Picking up one of the game programs that they give out, he took a look at the cover.
“I was looking at myself. They had me on the cover,” he would say after West Virginia had finally found a way to win a game, beating Oklahoma, 79-71. “I’d never had that happen before and I was thinking, ‘What’s going on?’
The freshman would soon find out.
“Coach came up to me and said, ‘You’re going to start.’”
That, too, was a surprise, as Culver had not yet started a game at WVU but coach Bob Huggins had decided to stitch together his 14th different starting lineup of the season.
“It took me by surprise. I didn’t know it was going to happen. I didn’t think I was going to start any game this year. I was ecstatic,” he said.
You know who wasn’t ecstatic?
Lon Kruger, the Oklahoma coach, who had to watch Culver help WVU dominate the boards throught out the afternoon, hustling and being physical at every opportunity to grab 46 rebounds to 30 for the Sooners and completely controlling the offensive glass.
The result was 18 offensive rebounds for WVU — five by Culver, who would finish the day with 14 total rebounds, and seven for Esa Ahmad, who had 13. The result was WVU creating the difference in the game, outscoring Oklahoma, 27-9, on second-chance points.
Immediately, the thought comes to mind as to why Huggins had not started Culver in the past. True, he’s a freshman and true he was suspended for the first semester, but he is certainly the most talented player on the team and you’d think . . .
Well, there’s just one problem. Culver has a tendency in his exuberance to commit personal fouls and Huggins could see him getting two quick fouls in the beginning of the game, having to sit out much of the half, then taking a quick one early in the second half.
He would far rather have his best rebounder, his best inside offensive player for the last five minutes of the game than the first, so he protected him.
But when you’ve lost three straight and seven of eight, as the Mountaineers had, have your two best experienced players — Sagaba Konate and Beetle Bolden — out with injury, what difference does it make?
You have to find something that works and so Huggins threw caution to the wind and put Culver in right from the start.
He got 20 minutes out of him and he committed only four fouls while getting 13 points to go with his 14 rebounds, adding two assists and to steals while also playing outside on the point when Huggins unveiled a 3-2 zone defense that gave Oklahoma problems late in the game.
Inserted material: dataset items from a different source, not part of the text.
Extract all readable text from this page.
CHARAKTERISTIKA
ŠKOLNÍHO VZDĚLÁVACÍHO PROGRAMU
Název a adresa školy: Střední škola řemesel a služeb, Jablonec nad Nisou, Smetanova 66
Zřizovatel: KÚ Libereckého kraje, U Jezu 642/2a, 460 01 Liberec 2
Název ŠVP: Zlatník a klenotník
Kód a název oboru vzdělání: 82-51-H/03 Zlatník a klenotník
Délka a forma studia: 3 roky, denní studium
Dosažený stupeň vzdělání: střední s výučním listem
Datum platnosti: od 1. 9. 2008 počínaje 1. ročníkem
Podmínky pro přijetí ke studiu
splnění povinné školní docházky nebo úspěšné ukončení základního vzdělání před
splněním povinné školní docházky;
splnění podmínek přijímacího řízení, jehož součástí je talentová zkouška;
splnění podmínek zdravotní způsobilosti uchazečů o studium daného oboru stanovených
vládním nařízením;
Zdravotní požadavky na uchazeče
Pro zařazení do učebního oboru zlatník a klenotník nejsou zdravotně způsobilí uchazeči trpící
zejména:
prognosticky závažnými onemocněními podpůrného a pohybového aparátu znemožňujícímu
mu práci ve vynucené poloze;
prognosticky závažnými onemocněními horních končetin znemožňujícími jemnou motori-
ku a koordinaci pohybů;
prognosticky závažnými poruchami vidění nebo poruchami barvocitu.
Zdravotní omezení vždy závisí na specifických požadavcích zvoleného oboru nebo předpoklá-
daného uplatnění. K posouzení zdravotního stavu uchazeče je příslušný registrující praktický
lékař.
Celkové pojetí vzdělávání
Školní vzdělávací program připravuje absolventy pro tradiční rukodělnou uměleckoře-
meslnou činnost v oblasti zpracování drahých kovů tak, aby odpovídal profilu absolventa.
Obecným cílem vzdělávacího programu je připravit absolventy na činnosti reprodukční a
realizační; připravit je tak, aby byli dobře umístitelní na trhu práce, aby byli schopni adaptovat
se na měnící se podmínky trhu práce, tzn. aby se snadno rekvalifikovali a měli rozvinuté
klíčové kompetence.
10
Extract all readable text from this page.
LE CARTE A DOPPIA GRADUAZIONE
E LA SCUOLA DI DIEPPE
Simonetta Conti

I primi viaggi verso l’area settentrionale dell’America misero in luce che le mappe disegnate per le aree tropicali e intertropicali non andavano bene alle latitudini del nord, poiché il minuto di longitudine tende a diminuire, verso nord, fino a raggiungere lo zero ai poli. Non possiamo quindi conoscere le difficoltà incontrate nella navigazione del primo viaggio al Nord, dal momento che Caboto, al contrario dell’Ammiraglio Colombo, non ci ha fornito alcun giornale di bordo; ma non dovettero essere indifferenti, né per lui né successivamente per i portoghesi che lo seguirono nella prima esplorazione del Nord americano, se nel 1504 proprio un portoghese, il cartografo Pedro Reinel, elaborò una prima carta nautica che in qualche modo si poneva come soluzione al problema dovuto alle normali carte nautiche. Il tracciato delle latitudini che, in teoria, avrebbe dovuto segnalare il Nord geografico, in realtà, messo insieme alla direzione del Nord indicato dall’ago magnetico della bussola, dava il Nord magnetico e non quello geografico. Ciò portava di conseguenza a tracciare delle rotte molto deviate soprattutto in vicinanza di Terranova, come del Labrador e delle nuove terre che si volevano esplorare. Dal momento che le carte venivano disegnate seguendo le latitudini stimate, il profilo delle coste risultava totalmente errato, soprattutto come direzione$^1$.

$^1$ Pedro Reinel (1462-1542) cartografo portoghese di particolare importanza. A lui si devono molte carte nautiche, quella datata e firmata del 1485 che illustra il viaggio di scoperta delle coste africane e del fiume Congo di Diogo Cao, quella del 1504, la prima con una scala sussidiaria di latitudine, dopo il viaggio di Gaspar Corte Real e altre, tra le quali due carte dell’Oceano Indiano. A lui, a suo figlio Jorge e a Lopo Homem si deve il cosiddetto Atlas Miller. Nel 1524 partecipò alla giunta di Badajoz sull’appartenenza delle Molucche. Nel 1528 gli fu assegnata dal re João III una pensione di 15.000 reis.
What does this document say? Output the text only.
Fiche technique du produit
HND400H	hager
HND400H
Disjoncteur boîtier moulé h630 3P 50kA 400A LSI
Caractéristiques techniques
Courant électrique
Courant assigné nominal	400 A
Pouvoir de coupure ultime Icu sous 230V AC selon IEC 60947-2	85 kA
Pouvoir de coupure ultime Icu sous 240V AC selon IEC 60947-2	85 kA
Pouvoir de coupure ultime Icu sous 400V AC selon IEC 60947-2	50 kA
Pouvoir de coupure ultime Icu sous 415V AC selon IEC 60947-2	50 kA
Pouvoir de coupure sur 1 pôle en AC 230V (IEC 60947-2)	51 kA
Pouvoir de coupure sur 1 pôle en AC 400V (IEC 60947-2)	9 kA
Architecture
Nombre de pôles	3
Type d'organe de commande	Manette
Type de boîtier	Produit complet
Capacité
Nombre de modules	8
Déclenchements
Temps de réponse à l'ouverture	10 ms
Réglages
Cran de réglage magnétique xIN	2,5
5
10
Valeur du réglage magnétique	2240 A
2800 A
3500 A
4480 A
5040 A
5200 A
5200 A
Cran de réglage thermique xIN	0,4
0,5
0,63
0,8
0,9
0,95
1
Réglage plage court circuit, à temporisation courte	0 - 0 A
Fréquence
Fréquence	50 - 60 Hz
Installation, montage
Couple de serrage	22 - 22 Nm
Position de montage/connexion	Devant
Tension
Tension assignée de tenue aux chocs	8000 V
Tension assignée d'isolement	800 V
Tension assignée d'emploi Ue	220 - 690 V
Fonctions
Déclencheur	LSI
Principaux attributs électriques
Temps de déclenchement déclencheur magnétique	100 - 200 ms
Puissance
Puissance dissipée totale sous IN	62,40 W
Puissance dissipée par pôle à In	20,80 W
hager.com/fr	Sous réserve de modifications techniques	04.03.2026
But it doesn’t mean he has to stop rebounding.
“I have to communicate with people on my left and right. If the ball moves to the right corner, I drop to the left. It’s just communication. It’s the feel of the game,” Culver said.
What made Huggins go to the 3-2?
“Necessity,” Huggins said. “We tried playing some other zones and we didn’t play them very well. I’m not sure we played the 3-2 very well, either. The ball screen hurt us. With Derek at the top, all the guys kept saying is you ust can’t see anything and that’s why Lon is a great coach.
“They started screening Derek, so they really can see to get the ball to other people.”
But what this game was all about was finding something that worked. Brandon Knapper came on gave them points, Wesley Harris added fire, and the Mountaineers cut down their turnovers to 12 and that, in the end, made the biggest difference.
“Turnovers are out biggest problem. If we can keep it under 12 or 10, we can play with anybody,” Harris said.